JAKARTA - PT Pertamina (Persero) meminta bantuan aparat keamanan untuk menertibkan pengguna bahan bakar minyak (BBM) bersubsidi yang menggunakan mobil dinas pemerintah.
Karena Pertamina hanya pelaksana tidak bisa menangkap dan menindak pengendara mobil dinas pemerintah yang masih tidak menerima peraturan Menteri ESDM nomor 12 tahun 2012 yang berisi larangan penggunaan BBM bersubsidi untuk kendaraan dinas pemerintah.
"Kalau Pertamina ini pelaksana. Kita enggak bisa tangkap, tak bisa tindak. Pertamina dibantu aparat kepolisian, beberapa waktu ada polisi militer stanby di beberapa SPBU," kata Direktur Pemasaran dan Niaga Pertamina Hanung Budya Yuktyanta, kepada wartawan saat melakukan sidak di SPBU 34-12708, Jalan Kapten Tendean No 38, Jakarta, Senin (4/6/2012).
Hanung menambahkan, dirinya sudah memberi penjelasan kepada pihaknya tentang peraturan menteri tersebut sejak satu juni lalu, dan pada pelaksanaannya berjalan lancar. "Sejak 1 Juni jam 00.00 WIB, seluruh infrastuktur sudah siap, operator sudah kita briefing, pelaksanaanya pada umumnya lancar," tambah Hanung.

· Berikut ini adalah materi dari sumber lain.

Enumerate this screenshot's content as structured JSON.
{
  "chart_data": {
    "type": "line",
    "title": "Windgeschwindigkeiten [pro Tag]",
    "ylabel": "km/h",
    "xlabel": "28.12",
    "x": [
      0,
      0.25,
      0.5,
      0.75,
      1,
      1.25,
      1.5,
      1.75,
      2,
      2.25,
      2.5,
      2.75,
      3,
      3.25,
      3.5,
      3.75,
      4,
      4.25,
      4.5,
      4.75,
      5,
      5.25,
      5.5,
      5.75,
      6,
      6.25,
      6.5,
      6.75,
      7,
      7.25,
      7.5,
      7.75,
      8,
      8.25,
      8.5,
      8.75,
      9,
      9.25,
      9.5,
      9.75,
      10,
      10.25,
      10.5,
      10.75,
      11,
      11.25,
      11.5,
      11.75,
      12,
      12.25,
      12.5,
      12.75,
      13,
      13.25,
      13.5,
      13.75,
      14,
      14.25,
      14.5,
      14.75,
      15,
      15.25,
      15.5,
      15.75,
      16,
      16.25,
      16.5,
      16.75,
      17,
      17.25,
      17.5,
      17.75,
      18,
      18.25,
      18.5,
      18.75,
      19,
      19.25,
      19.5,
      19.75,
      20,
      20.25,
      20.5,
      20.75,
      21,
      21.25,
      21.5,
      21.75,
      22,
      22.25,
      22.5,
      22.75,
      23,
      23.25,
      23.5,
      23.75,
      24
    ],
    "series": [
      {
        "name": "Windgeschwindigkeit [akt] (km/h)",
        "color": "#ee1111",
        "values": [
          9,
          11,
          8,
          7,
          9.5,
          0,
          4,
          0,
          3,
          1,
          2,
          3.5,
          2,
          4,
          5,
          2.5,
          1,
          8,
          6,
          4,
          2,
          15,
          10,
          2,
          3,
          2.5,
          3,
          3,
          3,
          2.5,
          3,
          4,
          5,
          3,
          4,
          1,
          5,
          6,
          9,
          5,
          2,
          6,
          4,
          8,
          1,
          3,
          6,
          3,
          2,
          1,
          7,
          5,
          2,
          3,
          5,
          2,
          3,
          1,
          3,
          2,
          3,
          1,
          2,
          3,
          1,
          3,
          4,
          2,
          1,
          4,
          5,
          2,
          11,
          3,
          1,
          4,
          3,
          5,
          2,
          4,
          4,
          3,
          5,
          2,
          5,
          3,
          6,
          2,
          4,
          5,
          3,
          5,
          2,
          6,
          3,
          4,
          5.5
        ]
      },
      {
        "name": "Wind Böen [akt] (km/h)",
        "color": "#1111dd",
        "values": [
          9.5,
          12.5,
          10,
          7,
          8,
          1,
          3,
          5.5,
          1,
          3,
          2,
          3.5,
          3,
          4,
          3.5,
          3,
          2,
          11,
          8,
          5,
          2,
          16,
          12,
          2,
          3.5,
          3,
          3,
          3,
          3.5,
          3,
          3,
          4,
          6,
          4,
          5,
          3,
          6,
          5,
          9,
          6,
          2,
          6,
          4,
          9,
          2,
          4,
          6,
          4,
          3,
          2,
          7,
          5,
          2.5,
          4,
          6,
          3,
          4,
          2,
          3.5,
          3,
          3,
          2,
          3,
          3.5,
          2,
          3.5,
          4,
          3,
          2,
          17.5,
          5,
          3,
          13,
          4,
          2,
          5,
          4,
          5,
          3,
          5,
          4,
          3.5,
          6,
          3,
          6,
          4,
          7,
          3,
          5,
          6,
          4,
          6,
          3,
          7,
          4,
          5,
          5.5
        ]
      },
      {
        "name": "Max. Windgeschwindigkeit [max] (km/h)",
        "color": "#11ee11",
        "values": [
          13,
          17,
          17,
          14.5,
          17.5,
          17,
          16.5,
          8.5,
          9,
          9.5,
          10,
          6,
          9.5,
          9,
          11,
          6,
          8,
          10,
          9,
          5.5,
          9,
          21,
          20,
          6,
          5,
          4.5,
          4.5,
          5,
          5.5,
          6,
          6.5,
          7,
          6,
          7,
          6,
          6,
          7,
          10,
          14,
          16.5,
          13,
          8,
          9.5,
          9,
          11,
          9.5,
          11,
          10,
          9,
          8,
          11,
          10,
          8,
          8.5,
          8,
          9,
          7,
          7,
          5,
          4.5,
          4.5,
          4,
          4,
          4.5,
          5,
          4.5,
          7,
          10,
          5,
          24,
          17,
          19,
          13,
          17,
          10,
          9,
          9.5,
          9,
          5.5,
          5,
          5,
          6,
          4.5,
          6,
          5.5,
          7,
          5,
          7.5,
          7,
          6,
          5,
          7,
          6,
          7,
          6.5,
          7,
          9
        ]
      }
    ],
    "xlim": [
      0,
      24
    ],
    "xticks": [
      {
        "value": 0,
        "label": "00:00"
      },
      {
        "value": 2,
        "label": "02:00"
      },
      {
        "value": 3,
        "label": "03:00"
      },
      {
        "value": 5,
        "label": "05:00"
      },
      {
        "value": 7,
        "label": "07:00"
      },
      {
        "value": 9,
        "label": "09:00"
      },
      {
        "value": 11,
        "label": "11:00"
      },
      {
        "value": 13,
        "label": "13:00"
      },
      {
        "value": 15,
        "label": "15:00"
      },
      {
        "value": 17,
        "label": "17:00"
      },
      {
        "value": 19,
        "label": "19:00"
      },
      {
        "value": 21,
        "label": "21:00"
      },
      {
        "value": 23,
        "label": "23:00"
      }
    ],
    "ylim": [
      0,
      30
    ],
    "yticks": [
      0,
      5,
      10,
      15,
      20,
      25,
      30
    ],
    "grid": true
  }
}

Namun, dalam pelaksanaan peraturan menteri ini masih ada beberapa oknum yang belum mau melakukan pengisian bahan bakar nonsubsidi.
"Ada satu dua oknum yang belum tahu dan keras kepala, tapi itu proses ya. Persuasif dengan berjalannya waktu, kebijakan ini dengan Pertamina Jabodetabek akan jalan. Dalam waktu tiga hari, dari Jumat sampai minggu," tutup Hanung.